Entonces Nilda volvió para cuidar a Rubén hasta que se murió. En el velatorio apareció Daniel, el hijo de Rubén, y le dijo:

—Quiero vender el departamento.

—Está bien —dijo Nilda—. Dame mi parte.

Con la plata del departamento que le dio Daniel, Nilda compró dólares y los guardó en el placard.

Al departamento que era de Rubén y en el que vivió Nilda cuando estuvo casada, se mudaron Teresa y Roberto, y Nilda, para darles la bienvenida, les hizo una torta de naranja. Teresa en agradecimiento le hizo unas masitas de coco y pasó a tomar un café. Como Nilda era sola, Teresa y Roberto la invitaban al cine y al teatro los sábados por la noche.
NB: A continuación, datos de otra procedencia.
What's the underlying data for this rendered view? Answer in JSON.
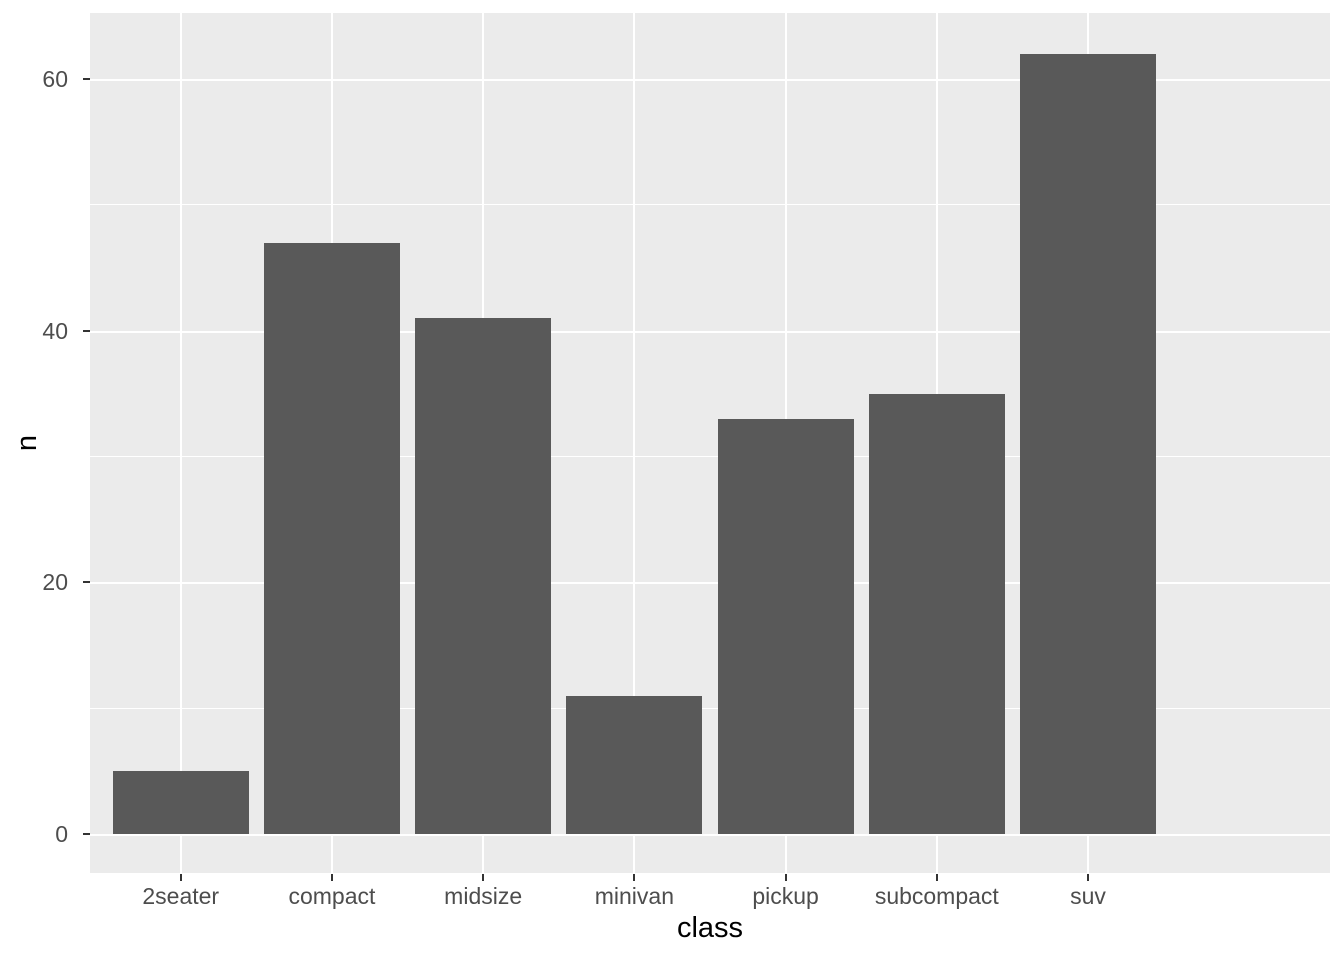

Y a los cumpleaños de sus hijos y de sus nietos. Y a Navidad y a Año Nuevo. Un día Nilda le dijo a Teresa:

—Quiero que heredes mi departamento cuando yo ya no esté.

—Está bien —dijo Teresa.

—Tenés que firmar estos papeles.

—Bueno.

Cuando Nilda murió, Teresa y Roberto se encargaron de los gastos del sepelio y de cremar las cenizas. Y de prender cada mes una vela por Nilda, porque, si no, ¿quién la iba a recordar?